During our recent trip to Washington, we stopped to pay our respects to Mr. Jefferson and Mr. Lincoln. Each resides in his own temple: one, a man who helped build the machinery of democracy; the other, the man who gave the most succinct definition of it. This was the third time I have stood inside the Lincoln Memorial and read The Gettysburg Address, which is chiseled into one of the monument's walls. Its simple, direct and powerful prose always moves me.
But on this visit, even more than the Gettysburg Address, I was struck by other words on another wall -- part of a monument which did not exist the last time we were in Washington. The new memorial to Franklin Delano Roosevelt is a sprawling complex. A bronze statue of Roosevelt in his wheelchair -- his Scottish terrier Fala at his side -- is the centerpiece of the memorial. But in addition to the statue, there are several walls -- some with waterfalls cascading over them. On the rest are chiseled passages from Roosevelt's speeches, of which there were many. One wall -- and one passage -- haunts me.
In 1936 -- during a speech in Chautauqua, New York -- Roosevelt remembered his days as Assistant Secretary of the Navy in the Wilson Administration. After the United States entered the war in 1917, Roosevelt -- before the onset of polio -- made a tour of the front lines. What he saw he never forgot: " I have seen war." he said in Chautauqua. "I have seen war on land and sea. I have seen blood running from the wounded. I have seen men coughing out their gassed lungs. I have seen the dead in the mud. I have seen cities destroyed. I have seen 200 limping, exhausted men come out of line, the survivors of a regiment of 1,000 that went forward 48 hours before. I have seen children starving. I have seen the agony of mothers and wives. I hate war."
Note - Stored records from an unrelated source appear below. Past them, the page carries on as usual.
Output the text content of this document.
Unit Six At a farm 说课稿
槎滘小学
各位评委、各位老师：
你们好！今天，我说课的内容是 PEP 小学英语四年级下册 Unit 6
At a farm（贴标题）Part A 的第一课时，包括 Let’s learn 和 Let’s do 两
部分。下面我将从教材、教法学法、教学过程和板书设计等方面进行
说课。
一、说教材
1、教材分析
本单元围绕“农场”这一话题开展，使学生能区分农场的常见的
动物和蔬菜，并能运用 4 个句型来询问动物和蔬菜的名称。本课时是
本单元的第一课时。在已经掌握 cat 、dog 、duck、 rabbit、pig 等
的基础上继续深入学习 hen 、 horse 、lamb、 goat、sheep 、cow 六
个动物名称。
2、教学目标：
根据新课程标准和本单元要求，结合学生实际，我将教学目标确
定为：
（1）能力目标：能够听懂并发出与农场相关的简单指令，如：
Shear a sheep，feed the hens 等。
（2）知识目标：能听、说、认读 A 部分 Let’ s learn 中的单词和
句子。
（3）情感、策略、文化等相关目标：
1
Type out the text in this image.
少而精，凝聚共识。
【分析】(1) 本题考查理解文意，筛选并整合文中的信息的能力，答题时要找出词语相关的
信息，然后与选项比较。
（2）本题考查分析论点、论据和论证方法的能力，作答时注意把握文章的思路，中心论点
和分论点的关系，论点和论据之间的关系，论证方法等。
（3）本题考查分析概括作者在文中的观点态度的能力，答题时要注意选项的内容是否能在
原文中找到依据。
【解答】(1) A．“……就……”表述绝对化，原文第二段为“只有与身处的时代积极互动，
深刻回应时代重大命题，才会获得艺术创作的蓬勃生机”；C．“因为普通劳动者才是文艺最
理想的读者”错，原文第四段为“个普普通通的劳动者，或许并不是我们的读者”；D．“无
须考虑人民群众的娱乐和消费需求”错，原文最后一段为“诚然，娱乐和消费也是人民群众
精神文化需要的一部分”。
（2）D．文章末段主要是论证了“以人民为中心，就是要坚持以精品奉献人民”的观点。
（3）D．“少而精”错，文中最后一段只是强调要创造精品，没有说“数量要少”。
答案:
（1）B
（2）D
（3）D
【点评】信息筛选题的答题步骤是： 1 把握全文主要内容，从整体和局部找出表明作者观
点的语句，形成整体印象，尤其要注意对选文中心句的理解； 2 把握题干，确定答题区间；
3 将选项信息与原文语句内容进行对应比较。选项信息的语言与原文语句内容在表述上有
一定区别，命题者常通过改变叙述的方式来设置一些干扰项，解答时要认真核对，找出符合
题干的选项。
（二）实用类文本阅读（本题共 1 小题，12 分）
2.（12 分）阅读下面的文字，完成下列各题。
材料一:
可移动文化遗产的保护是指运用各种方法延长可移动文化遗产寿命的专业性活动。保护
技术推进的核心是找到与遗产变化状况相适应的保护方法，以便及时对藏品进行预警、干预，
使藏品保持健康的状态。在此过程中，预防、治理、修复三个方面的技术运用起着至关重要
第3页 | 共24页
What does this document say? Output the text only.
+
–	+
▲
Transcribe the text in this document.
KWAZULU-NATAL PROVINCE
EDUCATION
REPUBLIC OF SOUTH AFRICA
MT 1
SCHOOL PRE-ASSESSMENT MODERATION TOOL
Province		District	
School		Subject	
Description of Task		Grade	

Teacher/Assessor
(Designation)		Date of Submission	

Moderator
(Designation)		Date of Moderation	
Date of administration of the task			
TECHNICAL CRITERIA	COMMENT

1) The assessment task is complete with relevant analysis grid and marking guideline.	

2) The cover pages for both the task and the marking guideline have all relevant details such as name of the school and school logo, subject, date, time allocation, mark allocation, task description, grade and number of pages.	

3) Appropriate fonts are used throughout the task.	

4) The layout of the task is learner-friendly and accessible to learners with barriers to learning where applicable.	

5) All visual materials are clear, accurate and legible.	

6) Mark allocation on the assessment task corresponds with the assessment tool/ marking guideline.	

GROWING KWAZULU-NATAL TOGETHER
It was ironic that we began our visit at Arlington Cemetery and ended it at Gettysburg. In between we visited the Vietnam Memorial, where we encountered a veteran -- cane in hand --who claimed he lost the index finger on his right hand during an attack which killed 27 of his fellow infantrymen. Roosevelt had seen too many men like him; and what Roosevelt saw led him to work for international institutions like the United Nations and the World Bank, which could prevent what he had seen. For, as he also said, "Unless the peace that follows recognizes that the whole world is one neighbourhood, and does justice to the whole human race, the germs of another world war will remain as a constant threat to mankind."
His vision went far beyond his own country and his fellow citizens. He saw himself as a citizen of the world. If Lincoln was the greatest American president, then surely Roosevelt ranks a very close second.